IMPORTANT: Use --force-with-lease (not --force) for safety. Amend the commit rather than creating a new one so the release stays as a single version-bump commit.

  1. Re-trigger the workflow:
gh workflow run .github/workflows/release.yaml \
  -f version=<version> \
  -f latest=<true|false> \
  --ref <branch>

Where <branch> is the current branch (usually main). Set latest to false for RC releases, true for stable releases that are newer than the current latest tag.

  1. Return to Step 4 to monitor the new run.

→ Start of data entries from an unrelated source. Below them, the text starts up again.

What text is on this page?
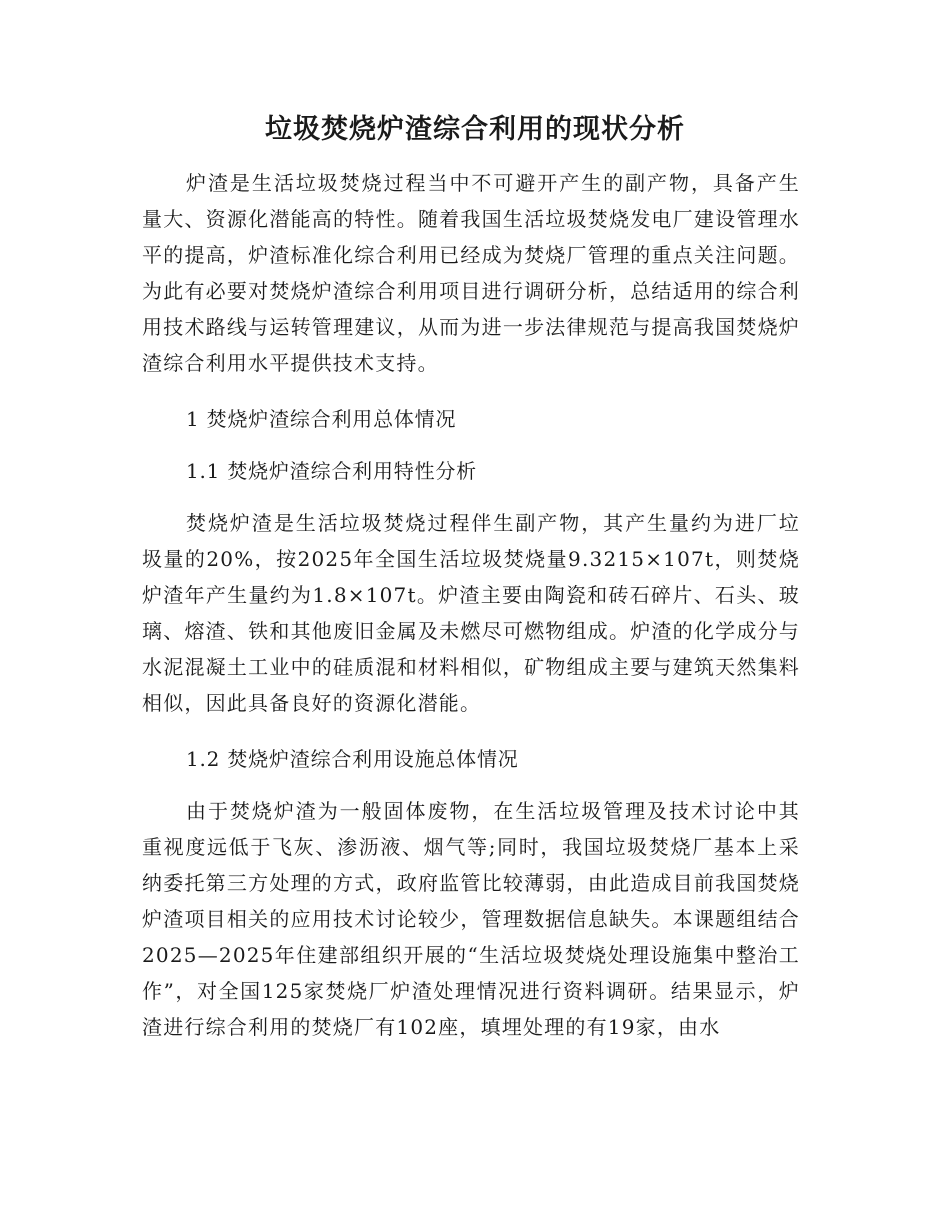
垃圾焚烧炉渣综合利用的现状分析

炉渣是生活垃圾焚烧过程当中不可避开产生的副产物，具备产生量大、资源化潜能高的特性。随着我国生活垃圾焚烧发电厂建设管理水平的提高，炉渣标准化综合利用已经成为焚烧厂管理的重点关注问题。为此有必要对焚烧炉渣综合利用项目进行调研分析，总结适用的综合利用技术路线与运转管理建议，从而为进一步法律规范与提高我国焚烧炉渣综合利用水平提供技术支持。

1 焚烧炉渣综合利用总体情况

1.1 焚烧炉渣综合利用特性分析

焚烧炉渣是生活垃圾焚烧过程伴生副产物，其产生量约为进厂垃圾量的20%，按2025年全国生活垃圾焚烧量9.3215×107t，则焚烧炉渣年产生量约为1.8×107t。炉渣主要由陶瓷和砖石碎片、石头、玻璃、熔渣、铁和其他废旧金属及未燃尽可燃物组成。炉渣的化学成分与水泥混凝土工业中的硅质混和材料相似，矿物组成主要与建筑天然集料相似，因此具备良好的资源化潜能。

1.2 焚烧炉渣综合利用设施总体情况

由于焚烧炉渣为一般固体废物，在生活垃圾管理及技术讨论中其重视度远低于飞灰、渗沥液、烟气等;同时，我国垃圾焚烧厂基本上采纳委托第三方处理的方式，政府监管比较薄弱，由此造成目前我国焚烧炉渣项目相关的应用技术讨论较少，管理数据信息缺失。本课题组结合2025—2025年住建部组织开展的“生活垃圾焚烧处理设施集中整治工作”，对全国125家焚烧厂炉渣处理情况进行资料调研。结果显示，炉渣进行综合利用的焚烧厂有102座，填埋处理的有19家，由水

If no code fix is needed (transient failure), skip straight to re-triggering the workflow (step 3 above).

5d. Retry limit

If the workflow has failed 5 times, stop and report all errors to the user. Ask whether they want to continue retrying or abort the release. Do not retry infinitely.

Step 6: Report Success

When the workflow completes successfully:

  1. Print the GitHub Actions run URL
  2. Print the new version number
  3. Suggest running post-release testing: "Run /project:post-release-testing to verify the release works correctly."

Important Notes

  • The product name is "Gigacode" (capital G, lowercase c). The CLI binary is gigacode (lowercase).
  • Do not include co-authors in any commit messages.
  • Use conventional commits style (e.g., chore(release): update version to X.Y.Z).
  • Keep commit messages to a single line.
  • The release script requires tsx to run (it's a TypeScript file with a shebang).
  • Always work on the current branch. Releases are typically cut from main.